One reason India's prescription drug costs will regularly undercut prices found in the U.S. simply relates to the cost of the health care system itself. Within the U.S., pharmaceutical companies spend millions upon millions of dollars annually in order to protect their patents. These costs add up into significant price hikes for U.S. prescription drugs.
Also, the standard of living in the U.S. is significantly higher than that of India. Higher prices aren't as "noticeable" in the U.S. as they are in India for this reason, which makes it tougher for Congress to establish a feasible "cap level. "
This decision could have unintended consequences
What the NPPA is doing in India could have some very interesting effects on the pharmaceutical sector and for its citizens; although there could be some unintended consequences along the way as well.
On one hand, reduced prescription prices should yield better access to key drugs for India's largely uninsured population. Simply not being priced out of the market for certain key drugs could drastically improve India's life expectancy, which has improved from 60 years in 1994 to 66 years in 2012 according to data from the World Bank. Overall, India's life expectancy still lags the global average of 70 years established by the World Health Organization in 2012. Long story short, better access to game-changing medicine could yield a healthier nation that ultimately winds up being more productive.

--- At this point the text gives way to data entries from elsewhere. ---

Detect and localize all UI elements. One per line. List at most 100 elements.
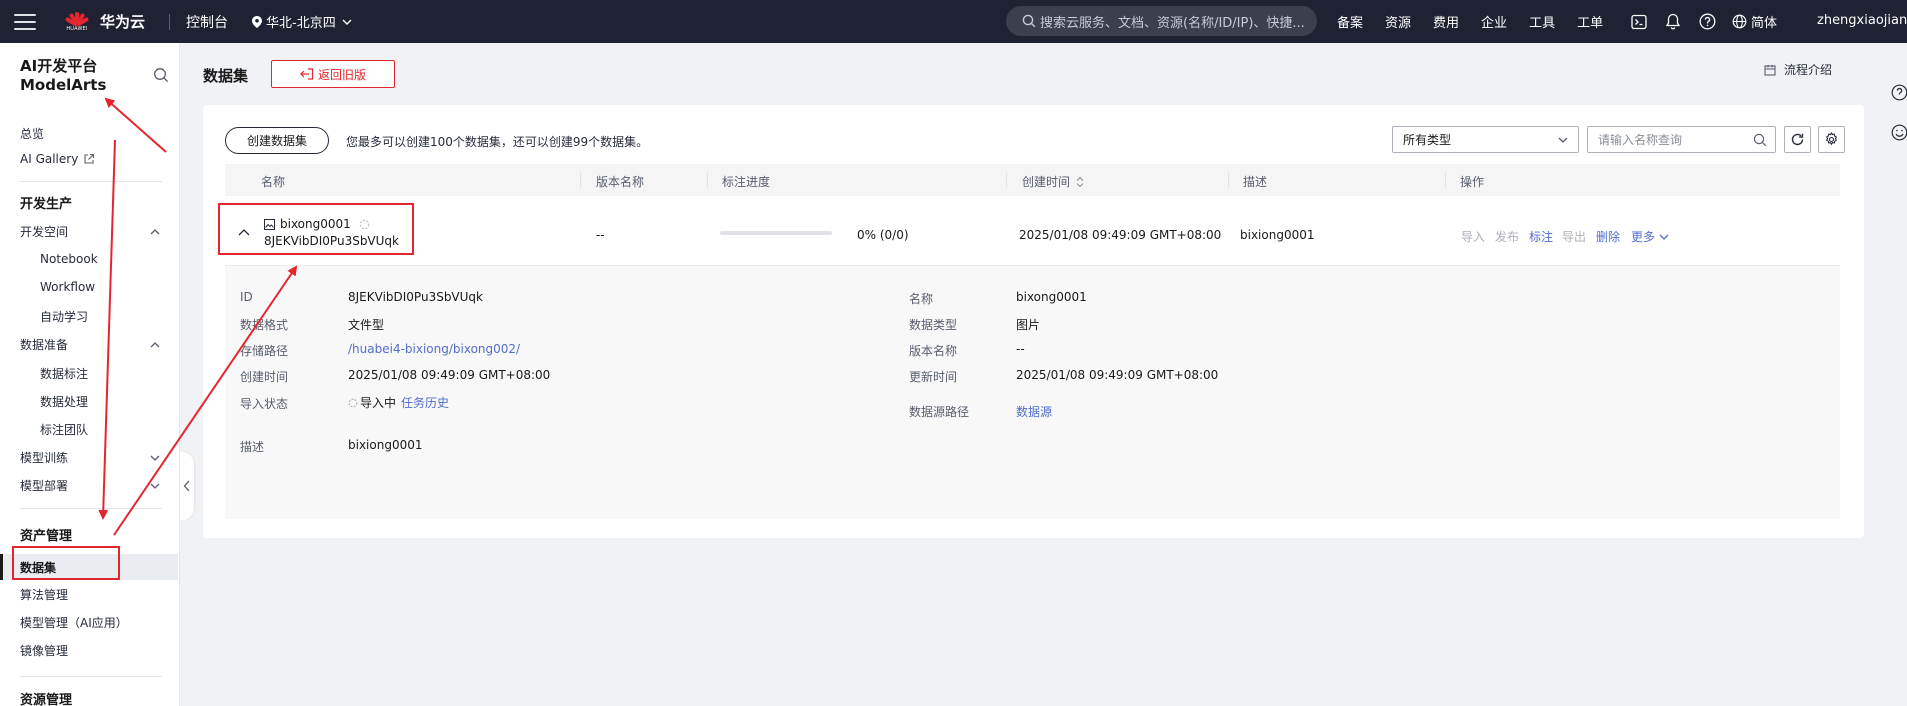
terminal-icon[interactable]: [1630, 13, 1648, 31]
dataset-detail-panel: ID 8JEKVibDI0Pu3SbVUqk 数据格式 文件型 存储路径 /hu…: [225, 265, 1840, 519]
top-nav-icons: 简体: [1630, 0, 1777, 43]
detail-id-label: ID: [240, 290, 253, 304]
gear-icon: [1825, 132, 1838, 146]
region-selector[interactable]: 华北-北京四: [252, 12, 352, 31]
sidebar-title-line1: AI开发平台: [20, 57, 98, 75]
data-source-link[interactable]: 数据源: [1016, 403, 1052, 420]
task-history-link[interactable]: 任务历史: [401, 394, 449, 411]
sidebar-collapse-toggle[interactable]: [180, 452, 194, 520]
sidebar-item-data-labeling[interactable]: 数据标注: [40, 365, 88, 382]
chevron-up-icon[interactable]: [150, 227, 160, 237]
feedback-smile-icon[interactable]: [1891, 124, 1907, 141]
sidebar-active-indicator: [0, 554, 3, 580]
label-action[interactable]: 标注: [1529, 228, 1553, 245]
column-header-created[interactable]: 创建时间: [1022, 173, 1085, 190]
nav-resources[interactable]: 资源: [1385, 12, 1411, 31]
sidebar-item-dev-space[interactable]: 开发空间: [20, 223, 68, 240]
chevron-down-icon[interactable]: [150, 453, 160, 463]
sidebar-item-model-deploy[interactable]: 模型部署: [20, 477, 68, 494]
column-header-version: 版本名称: [596, 175, 645, 189]
nav-enterprise[interactable]: 企业: [1481, 12, 1507, 31]
annotation-box-sidebar-datasets: [12, 546, 120, 580]
import-action[interactable]: 导入: [1461, 228, 1485, 245]
detail-updated-label: 更新时间: [909, 370, 958, 384]
sidebar-item-algorithm-mgmt[interactable]: 算法管理: [20, 586, 68, 603]
column-header-name: 名称: [261, 175, 286, 189]
publish-action[interactable]: 发布: [1495, 228, 1519, 245]
sidebar-item-workflow[interactable]: Workflow: [40, 280, 95, 294]
chevron-left-icon: [183, 480, 190, 492]
annotation-box-dataset: [218, 203, 414, 255]
detail-name-label: 名称: [909, 292, 934, 306]
sidebar-item-model-mgmt[interactable]: 模型管理（AI应用）: [20, 614, 128, 631]
detail-updated-value: 2025/01/08 09:49:09 GMT+08:00: [1016, 368, 1219, 382]
detail-path-label: 存储路径: [240, 344, 289, 358]
column-header-created-label: 创建时间: [1022, 175, 1071, 189]
dataset-created-time: 2025/01/08 09:49:09 GMT+08:00: [1019, 228, 1222, 242]
chevron-down-icon[interactable]: [150, 481, 160, 491]
refresh-button[interactable]: [1784, 126, 1811, 153]
sidebar-item-image-mgmt[interactable]: 镜像管理: [20, 642, 68, 659]
divider: [20, 676, 162, 677]
labeling-progress-track: [720, 231, 832, 235]
back-to-old-version-button[interactable]: 返回旧版: [271, 60, 395, 88]
sidebar-item-ai-gallery[interactable]: AI Gallery: [20, 152, 95, 166]
sidebar-title: AI开发平台 ModelArts: [20, 57, 106, 95]
name-search-input[interactable]: [1598, 132, 1738, 147]
globe-icon: [1732, 14, 1747, 29]
more-actions-dropdown[interactable]: 更多: [1631, 228, 1669, 245]
flow-intro-link[interactable]: 流程介绍: [1764, 61, 1832, 78]
sidebar-title-line2: ModelArts: [20, 76, 107, 94]
name-search-field[interactable]: [1587, 126, 1776, 153]
sidebar-item-auto-learning[interactable]: 自动学习: [40, 308, 88, 325]
nav-billing[interactable]: 费用: [1433, 12, 1459, 31]
help-icon[interactable]: [1891, 84, 1907, 101]
sidebar-item-overview[interactable]: 总览: [20, 125, 44, 142]
storage-path-link[interactable]: /huabei4-bixiong/bixong002/: [348, 342, 520, 356]
search-icon[interactable]: [1753, 133, 1767, 147]
menu-icon[interactable]: [14, 13, 36, 30]
region-label: 华北-北京四: [266, 16, 336, 31]
huawei-cloud-logo[interactable]: HUAWEI 华为云: [64, 11, 145, 33]
export-action[interactable]: 导出: [1562, 228, 1586, 245]
sidebar-item-data-processing[interactable]: 数据处理: [40, 393, 88, 410]
divider: [20, 508, 162, 509]
nav-tickets[interactable]: 工单: [1577, 12, 1603, 31]
page-title: 数据集: [203, 67, 249, 85]
detail-created-label: 创建时间: [240, 370, 289, 384]
help-icon[interactable]: [1698, 13, 1716, 31]
sidebar-item-model-training[interactable]: 模型训练: [20, 449, 68, 466]
sidebar-item-notebook[interactable]: Notebook: [40, 252, 98, 266]
sidebar-item-labeling-team[interactable]: 标注团队: [40, 421, 88, 438]
console-link[interactable]: 控制台: [186, 12, 228, 32]
table-header: 名称 版本名称 标注进度 创建时间 描述 操作: [225, 164, 1840, 196]
location-pin-icon: [252, 15, 263, 28]
settings-button[interactable]: [1818, 126, 1845, 153]
global-search-input[interactable]: 搜索云服务、文档、资源(名称/ID/IP)、快捷...: [1006, 6, 1317, 36]
more-actions-label: 更多: [1631, 230, 1656, 244]
detail-version-label: 版本名称: [909, 344, 958, 358]
sidebar-group-resource-mgmt: 资源管理: [20, 693, 73, 706]
sidebar-item-data-prep[interactable]: 数据准备: [20, 336, 68, 353]
search-icon[interactable]: [153, 67, 169, 83]
flow-intro-label: 流程介绍: [1784, 63, 1833, 77]
column-header-actions: 操作: [1460, 175, 1485, 189]
huawei-logo-icon: HUAWEI: [64, 11, 90, 33]
language-selector[interactable]: 简体: [1732, 12, 1777, 31]
chevron-up-icon[interactable]: [150, 340, 160, 350]
nav-tools[interactable]: 工具: [1529, 12, 1555, 31]
type-filter-select[interactable]: 所有类型: [1392, 126, 1579, 153]
nav-filing[interactable]: 备案: [1337, 12, 1363, 31]
sidebar-group-dev-production: 开发生产: [20, 197, 73, 212]
quota-text: 您最多可以创建100个数据集，还可以创建99个数据集。: [346, 135, 649, 149]
language-label: 简体: [1751, 16, 1778, 31]
import-status: 导入中: [348, 394, 396, 411]
calendar-icon: [1764, 64, 1776, 76]
username-menu[interactable]: zhengxiaojian: [1817, 13, 1907, 28]
delete-action[interactable]: 删除: [1596, 228, 1620, 245]
column-divider: [1445, 173, 1446, 187]
create-dataset-button[interactable]: 创建数据集: [225, 127, 329, 154]
bell-icon[interactable]: [1664, 13, 1682, 31]
column-divider: [580, 173, 581, 187]
dataset-version: --: [596, 228, 605, 242]
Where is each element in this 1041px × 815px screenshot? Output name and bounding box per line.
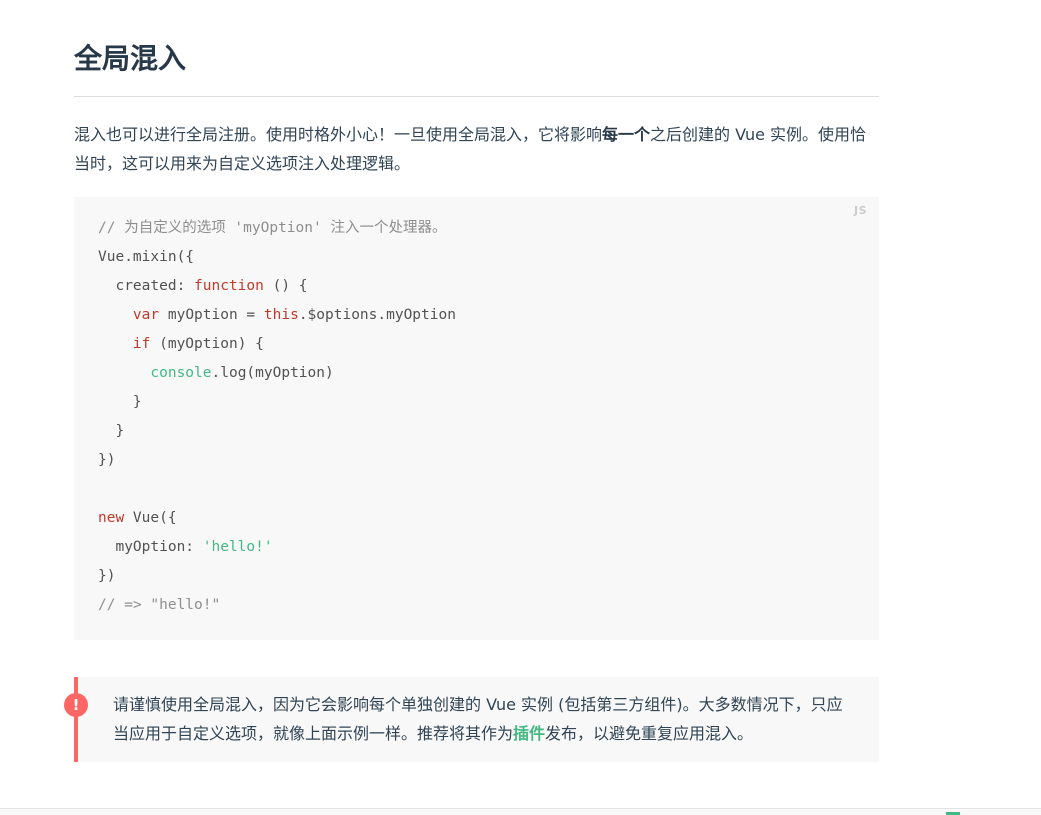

But the NPPA's actions could have a ripple of negative reactions throughout the pharmaceutical sector which could damage the diversity of products that Indian citizens currently have to choose from.
Specifically, as Reuters pointed out, subsidiaries of Sanofi (NASDAQ:SNY), Abbott Laboratories (NYSE:ABT) and Ranbaxy Laboratories (NASDAQOTH:RBXZF) are the most likely to be hurt by this decision. Dr. Reddy's Laboratories (NYSE:RDY), the nation's No. 2 drugmaker, noted it wouldn't see as big of a hit from the ruling and stuck by its previous full-year forecast. This isn't too surprising considering that Dr. Reddy's is primarily engaged in generic drug production and the sale of active pharmaceutical ingredients rather than fully branded pharmaceutical products.
For Sanofi India, Abbott Healthcare Private, and Ranbaxy, all three could be staring down a considerable drop in profits or perhaps even losses for key brand-name treatments. The big question will be whether or not these pharmaceutical giants decide to pull their branded drugs out of India altogether following this decision. If this were to happen it would reduce competition and potentially remove superior branded therapies from the market which is bad for consumers on both counts.
Another alternative involves these drugmakers sticking around but dramatically reducing research and development within the country. If price controls would yield losses for developed drugs then it won't be worth Sanofi, Abbott, or Ranbaxy's time to develop new therapies. This, too, would be bad news for India's citizens as it would mean a steep drop off in innovation and it could thwart new pharmaceutical companies from setting up shop in India.
Although it's too early to tell exactly how this action will be received by big pharma and India's citizens, this is a situation all health care investors should be closely monitoring as the success or failure of India's price-capping on key branded drugs could be the test case other countries refer to when choosing to cap or avoid capping drug prices within their own countries.